The way I’d made the commitment that day that Nolan would be the only person I would ever again make a commitment to.
Until her.
“She is dead.” The words scraped from my throat as if they were a confession.
“No,” Charleigh sobbed, her head shaking against the violent thunder in my chest. “No. You had his things. I know they are the same. It’s him. It’s him. And his hair…the birthmark.”
“Charleigh.” I tried to break into the turmoil that had her trapped.
“Levi. He’s Levi.”
I went cold. A slick of ice slipped down my spine, freezing every inch of me as it went.
“What did you say?” It raked out of me like the dragging of razors.
“Levi. My son was Levi.”
Levi.
I started to tremble, guts a tangle of confusion and fear.
“Tell me who you’ve been runnin’ from, Charleigh. Who?” It grated off my tongue.
Charleigh went rigid before she burrowed deeper into my chest.
“Frederick Winston.”
The two words hit me like shotgun blasts.
The room spun around me, and the walls closed in. I held her tighter as it all sped, coming together. The truth slammed me like a runaway train.
Charleigh Lowe doesn’t exist.
My arms fucking shook, and my teeth ground as I forced out, “What’s your name? Your real name?”
Charleigh flinched then hung on tighter as she breathed, “Chastity Winston.”
No.
She was dead.
Chastity Winston was dead.
I’d seen it myself.
Had seen that car go over the bridge.
I’d only been able to save one person in that car.
Levi.
“Chastity died in that car wreck.” The words were gravel.
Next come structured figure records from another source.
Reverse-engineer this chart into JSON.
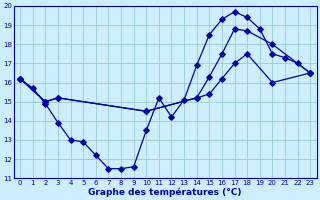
{
  "title": "Graphe des températures (°C)",
  "bg_color": "#cceeff",
  "grid_color": "#99cccc",
  "line_color": "#0000aa",
  "xlim": [
    -0.5,
    23.5
  ],
  "ylim": [
    11,
    20
  ],
  "xticks": [
    0,
    1,
    2,
    3,
    4,
    5,
    6,
    7,
    8,
    9,
    10,
    11,
    12,
    13,
    14,
    15,
    16,
    17,
    18,
    19,
    20,
    21,
    22,
    23
  ],
  "yticks": [
    11,
    12,
    13,
    14,
    15,
    16,
    17,
    18,
    19,
    20
  ],
  "line1_x": [
    0,
    1,
    2,
    3,
    4,
    5,
    6,
    7,
    8,
    9,
    10,
    11,
    12,
    13,
    14,
    15,
    16,
    17,
    18,
    19,
    20,
    21,
    22,
    23
  ],
  "line1_y": [
    16.2,
    15.7,
    14.9,
    13.9,
    13.0,
    12.9,
    12.2,
    11.5,
    11.5,
    11.6,
    13.5,
    15.2,
    14.2,
    15.1,
    16.9,
    18.5,
    19.3,
    19.7,
    19.4,
    18.8,
    17.5,
    17.3,
    17.0,
    16.5
  ],
  "line2_x": [
    0,
    2,
    3,
    10,
    14,
    15,
    16,
    17,
    18,
    20,
    23
  ],
  "line2_y": [
    16.2,
    15.0,
    15.2,
    14.5,
    15.2,
    16.3,
    17.5,
    18.8,
    18.7,
    18.0,
    16.5
  ],
  "line3_x": [
    0,
    2,
    3,
    10,
    14,
    15,
    16,
    17,
    18,
    20,
    23
  ],
  "line3_y": [
    16.2,
    15.0,
    15.2,
    14.5,
    15.2,
    15.4,
    16.2,
    17.0,
    17.5,
    16.0,
    16.5
  ]
}
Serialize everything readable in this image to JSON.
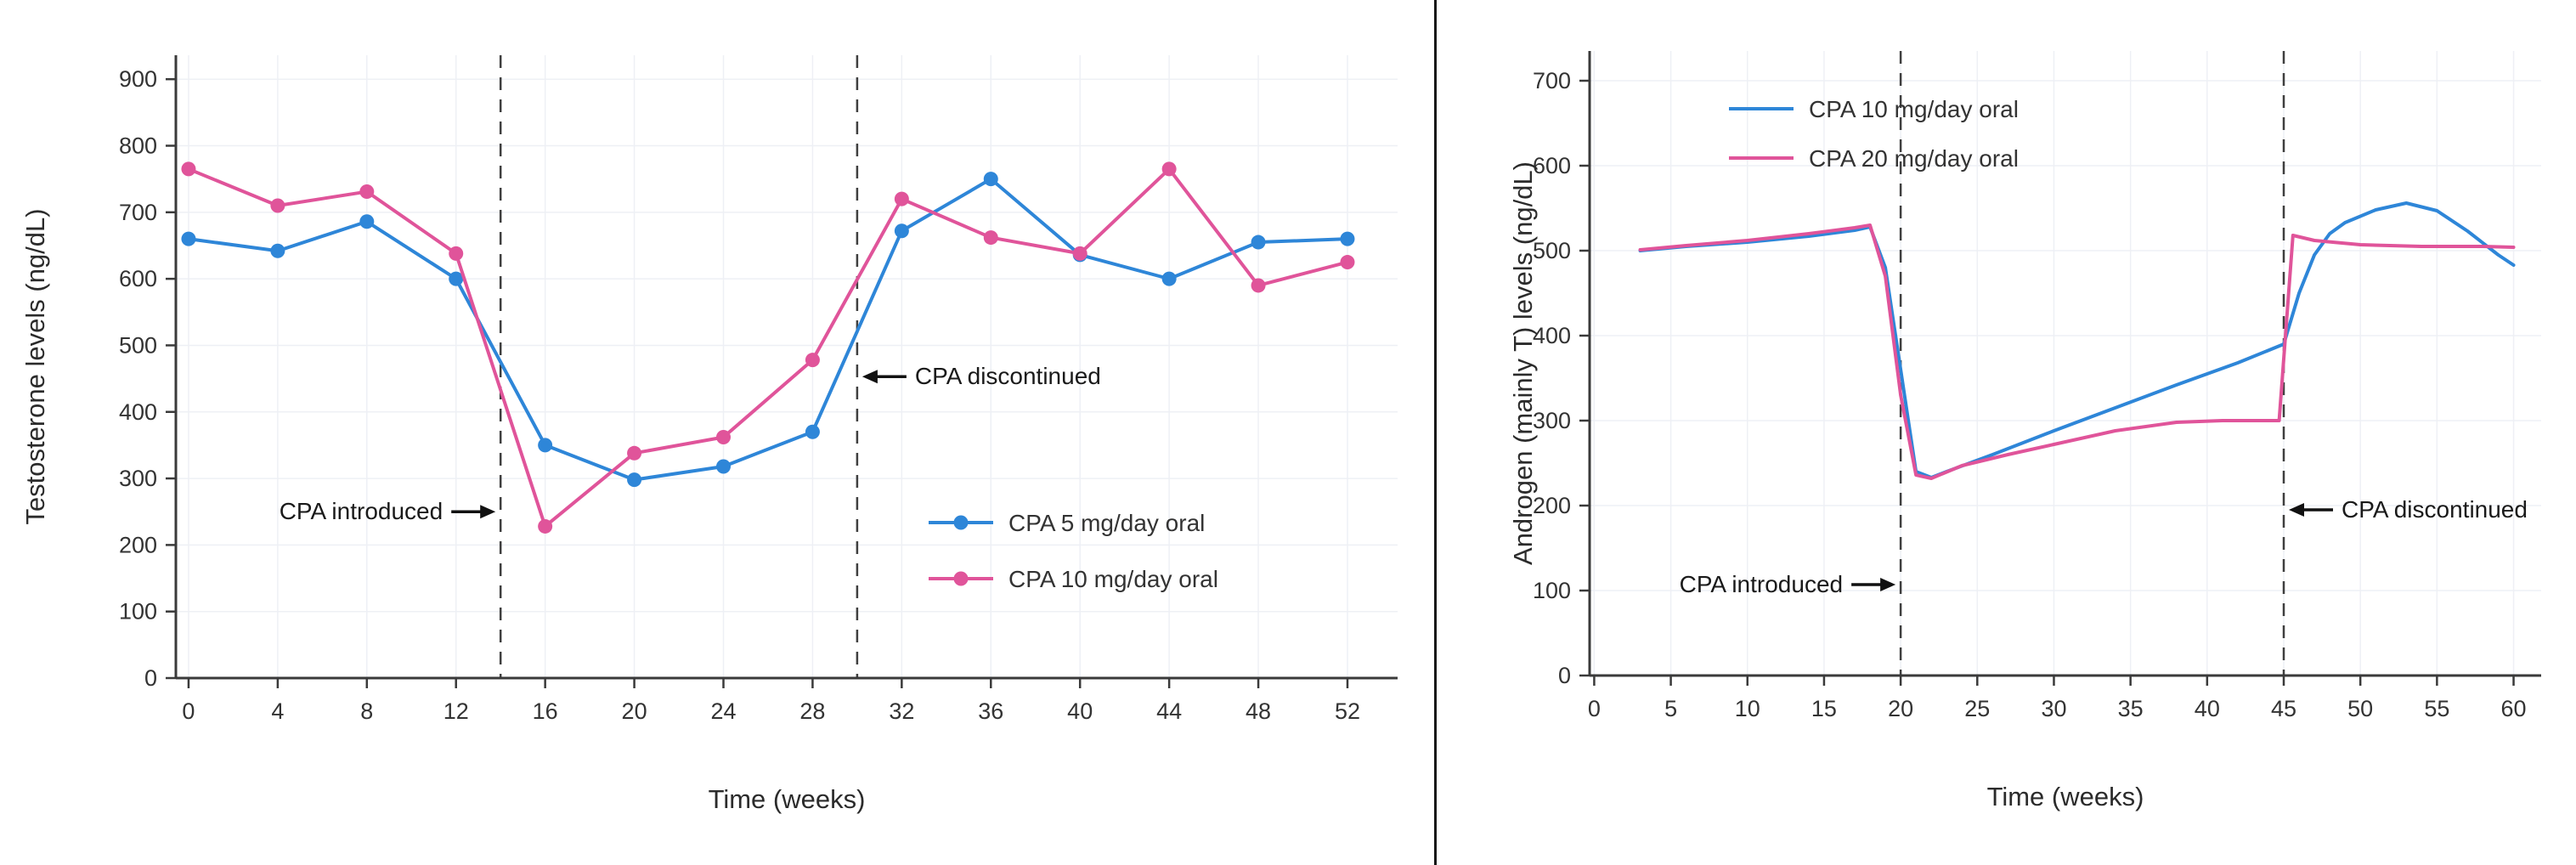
{
  "page": {
    "background": "#ffffff",
    "divider_color": "#161616"
  },
  "chart_data": [
    {
      "type": "line",
      "title": "",
      "xlabel": "Time (weeks)",
      "ylabel": "Testosterone levels (ng/dL)",
      "xlim": [
        -0.57,
        54.25
      ],
      "ylim": [
        0,
        936
      ],
      "xticks": [
        0,
        4,
        8,
        12,
        16,
        20,
        24,
        28,
        32,
        36,
        40,
        44,
        48,
        52
      ],
      "yticks": [
        0,
        100,
        200,
        300,
        400,
        500,
        600,
        700,
        800,
        900
      ],
      "grid": true,
      "grid_color": "#eef0f5",
      "legend_position": "inside-lower-right",
      "series": [
        {
          "name": "CPA 5 mg/day oral",
          "color": "#2e86d8",
          "markers": true,
          "x": [
            0,
            4,
            8,
            12,
            16,
            20,
            24,
            28,
            32,
            36,
            40,
            44,
            48,
            52
          ],
          "y": [
            660,
            642,
            686,
            600,
            350,
            298,
            318,
            370,
            672,
            750,
            636,
            600,
            655,
            660
          ]
        },
        {
          "name": "CPA 10 mg/day oral",
          "color": "#e0549a",
          "markers": true,
          "x": [
            0,
            4,
            8,
            12,
            16,
            20,
            24,
            28,
            32,
            36,
            40,
            44,
            48,
            52
          ],
          "y": [
            765,
            710,
            731,
            638,
            228,
            338,
            362,
            478,
            720,
            662,
            638,
            765,
            590,
            625
          ]
        }
      ],
      "vlines": [
        {
          "x": 14
        },
        {
          "x": 30
        }
      ],
      "annotations": [
        {
          "text": "CPA introduced",
          "target_x": 14,
          "y": 250,
          "side": "left"
        },
        {
          "text": "CPA discontinued",
          "target_x": 30,
          "y": 453,
          "side": "right"
        }
      ]
    },
    {
      "type": "line",
      "title": "",
      "xlabel": "Time (weeks)",
      "ylabel": "Androgen (mainly T) levels (ng/dL)",
      "xlim": [
        -0.3,
        61.8
      ],
      "ylim": [
        0,
        735
      ],
      "xticks": [
        0,
        5,
        10,
        15,
        20,
        25,
        30,
        35,
        40,
        45,
        50,
        55,
        60
      ],
      "yticks": [
        0,
        100,
        200,
        300,
        400,
        500,
        600,
        700
      ],
      "grid": true,
      "grid_color": "#eef0f5",
      "legend_position": "inside-upper-center",
      "series": [
        {
          "name": "CPA 10 mg/day oral",
          "color": "#2e86d8",
          "markers": false,
          "x": [
            3,
            6,
            10,
            14,
            17,
            18,
            19,
            20,
            21,
            22,
            23,
            26,
            30,
            34,
            38,
            42,
            45,
            46,
            47,
            48,
            49,
            51,
            53,
            55,
            57,
            59,
            60
          ],
          "y": [
            500,
            505,
            510,
            517,
            524,
            528,
            480,
            360,
            240,
            233,
            240,
            260,
            288,
            315,
            342,
            368,
            390,
            450,
            495,
            520,
            533,
            548,
            556,
            547,
            523,
            495,
            483
          ]
        },
        {
          "name": "CPA 20 mg/day oral",
          "color": "#e0549a",
          "markers": false,
          "x": [
            3,
            6,
            10,
            14,
            17,
            18,
            19,
            20,
            21,
            22,
            24,
            27,
            30,
            34,
            38,
            41,
            44,
            44.7,
            45.6,
            47,
            50,
            54,
            58,
            60
          ],
          "y": [
            501,
            506,
            512,
            520,
            527,
            530,
            470,
            330,
            236,
            232,
            247,
            260,
            272,
            288,
            298,
            300,
            300,
            300,
            518,
            512,
            507,
            505,
            505,
            504
          ]
        }
      ],
      "vlines": [
        {
          "x": 20
        },
        {
          "x": 45
        }
      ],
      "annotations": [
        {
          "text": "CPA introduced",
          "target_x": 20,
          "y": 107,
          "side": "left"
        },
        {
          "text": "CPA discontinued",
          "target_x": 45,
          "y": 195,
          "side": "right"
        }
      ]
    }
  ]
}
Shards and stone.
Charleigh trembled like razors were dragging across her flesh.
“No. It was my cousin,” she choked. “She was in the car. A decoy so I could meet my parents at the right place so they could help me and Levi get to safety.”
That energy that had connected us bashed against the walls. A howl that thundered and shook.
“Levi was killed,” she whimpered. “The news said…”
I gripped her tighter, holding her through the hurricane that beat around us. “I got him out, Charleigh, I got him out.”
A sob tore from her mouth and Charleigh lost strength. She crumpled to the floor. I went with her and pulled her onto my lap and let her sob. My hands stroked through her hair. Again and again.
While the truth whirled around us.
Nolan was her son. Nolan was her son.
“How?” she begged. “I didn’t…my father…”
She couldn’t even form the questions, and I tried to fill in the pieces that loomed around us.
“Your father contacted us for help to get his daughter and grandson out of an abusive situation. We were supposed to meet on the other side of the bridge where the accident happened. I was waiting. They were being chased by an SUV. No question, Frederick’s men. They were driving recklessly and caused the accident. I watched the car go over. The SUV immediately took off, and I dove in. I was able to get Nolan…Levi…” I corrected, “…out.”